The only way to deal with data representing filenames and destined for
the filesystem on windows is to convert it, somehow, ultimately to
UTF-16-LE. Not doing so is impossible, it's only a question of what
layer it happens in. If you convert it using the wrong encoding, you
lose. The only way to deal with it on Mac OS X is to convert it to
UTF-8. If you don't, you lose. If you convert it using the wrong
encoding, you lose.

This proposal embodies an assumption that bytes from unknown sources
used as filenames are more likely to be UTF-8 than in the locale ACP
(i.e. "mbcs" in pythonspeak, and Shift-JIS in Japan). Personally, I
think the whole edifice is rotten, and choosing one encoding over
another isn't a solution; the only solution is to require the
application to make a considered decision about what the bytes mean and
pass its best effort at converting to a Unicode string to the API. This
is true on Windows, it's true on OSX, and I would argue it's pretty
close to being true on Linux except in a few very niche cases. So I
think for the filesystem encoding we should stay the course, continuing
to print a DeprecationWarning and maybe, just maybe, eventually actually
deprecating it.

On Windows and OSX, this "glue language" business of shoveling bytes
from one place to another without caring what they mean can only last as
long as they don't touch the filesystem.

> You have no carrot.  These changes enforce an encoding on bytes for
> Windows APIs but can't do so for data, and so will make file-names-
> are-just-bytes programmers less happy with Python, not more happy.
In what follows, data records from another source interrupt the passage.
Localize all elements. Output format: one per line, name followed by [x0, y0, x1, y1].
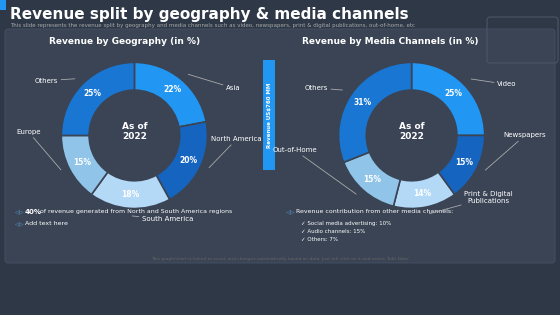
Text: Revenue US$760 MM: Revenue US$760 MM: [267, 82, 272, 148]
Text: 20%: 20%: [179, 156, 197, 165]
Text: 25%: 25%: [445, 89, 463, 98]
Bar: [263, 60, 275, 170]
Text: Add text here: Add text here: [25, 221, 68, 226]
Text: Revenue contribution from other media channels:: Revenue contribution from other media ch…: [296, 209, 453, 214]
FancyBboxPatch shape: [5, 29, 555, 263]
Wedge shape: [156, 122, 207, 199]
Wedge shape: [134, 62, 206, 127]
Wedge shape: [62, 135, 108, 195]
Text: 22%: 22%: [163, 85, 181, 94]
Wedge shape: [91, 172, 170, 209]
Text: South America: South America: [132, 216, 193, 222]
Text: 18%: 18%: [122, 190, 140, 199]
Text: ✓ Social media advertising: 10%: ✓ Social media advertising: 10%: [301, 221, 391, 226]
Text: 31%: 31%: [353, 98, 372, 107]
Text: 25%: 25%: [83, 89, 101, 98]
Text: ✓ Others: 7%: ✓ Others: 7%: [301, 237, 338, 242]
Wedge shape: [438, 135, 484, 195]
Text: 15%: 15%: [363, 175, 381, 184]
Text: ◁▷: ◁▷: [14, 210, 24, 215]
Text: As of
2022: As of 2022: [399, 122, 424, 141]
Text: Newspapers: Newspapers: [486, 132, 546, 170]
Bar: [0, 0, 560, 50]
Text: This slide represents the revenue split by geography and media channels such as : This slide represents the revenue split …: [10, 23, 415, 28]
Text: Asia: Asia: [188, 74, 240, 91]
Text: Revenue by Geography (in %): Revenue by Geography (in %): [49, 37, 200, 46]
Text: North America: North America: [209, 136, 262, 168]
Text: ✓ Audio channels: 15%: ✓ Audio channels: 15%: [301, 229, 365, 234]
Text: 40%: 40%: [25, 209, 42, 215]
Bar: [0, 0, 6, 10]
Text: Out-of-Home: Out-of-Home: [272, 147, 356, 194]
Text: ◁▷: ◁▷: [14, 222, 24, 227]
Wedge shape: [394, 172, 455, 209]
Text: 14%: 14%: [414, 189, 432, 198]
Text: As of
2022: As of 2022: [122, 122, 147, 141]
Text: Video: Video: [471, 79, 516, 87]
Text: 15%: 15%: [73, 158, 91, 167]
Wedge shape: [344, 152, 400, 206]
Text: Revenue by Media Channels (in %): Revenue by Media Channels (in %): [302, 37, 478, 46]
Text: Print & Digital
Publications: Print & Digital Publications: [430, 191, 513, 214]
Text: ◁▷: ◁▷: [285, 210, 295, 215]
Text: 15%: 15%: [455, 158, 473, 167]
Wedge shape: [62, 62, 134, 135]
Wedge shape: [339, 62, 412, 162]
Wedge shape: [412, 62, 484, 135]
Text: Revenue split by geography & media channels: Revenue split by geography & media chann…: [10, 7, 409, 22]
Text: Europe: Europe: [16, 129, 61, 170]
Text: Others: Others: [305, 85, 342, 91]
Text: This graph/chart is linked to excel, and changes automatically based on data. Ju: This graph/chart is linked to excel, and…: [151, 257, 409, 261]
Text: of revenue generated from North and South America regions: of revenue generated from North and Sout…: [38, 209, 232, 214]
Text: Others: Others: [35, 77, 75, 84]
I think the use case that the proposal has in mind is a
file-names-are-just-
bytes program (or set of programs) that reads from the filesystem,
converts to bytes for a file/network, and then eventually does the
reverse - either end may be on windows. Using UTF-8 will allow those to
make the round trip (strictly speaking, you may need surrogatepass, and
OSX does its weird normalization thing), using any other encoding
(except for perhaps GB18030) will not.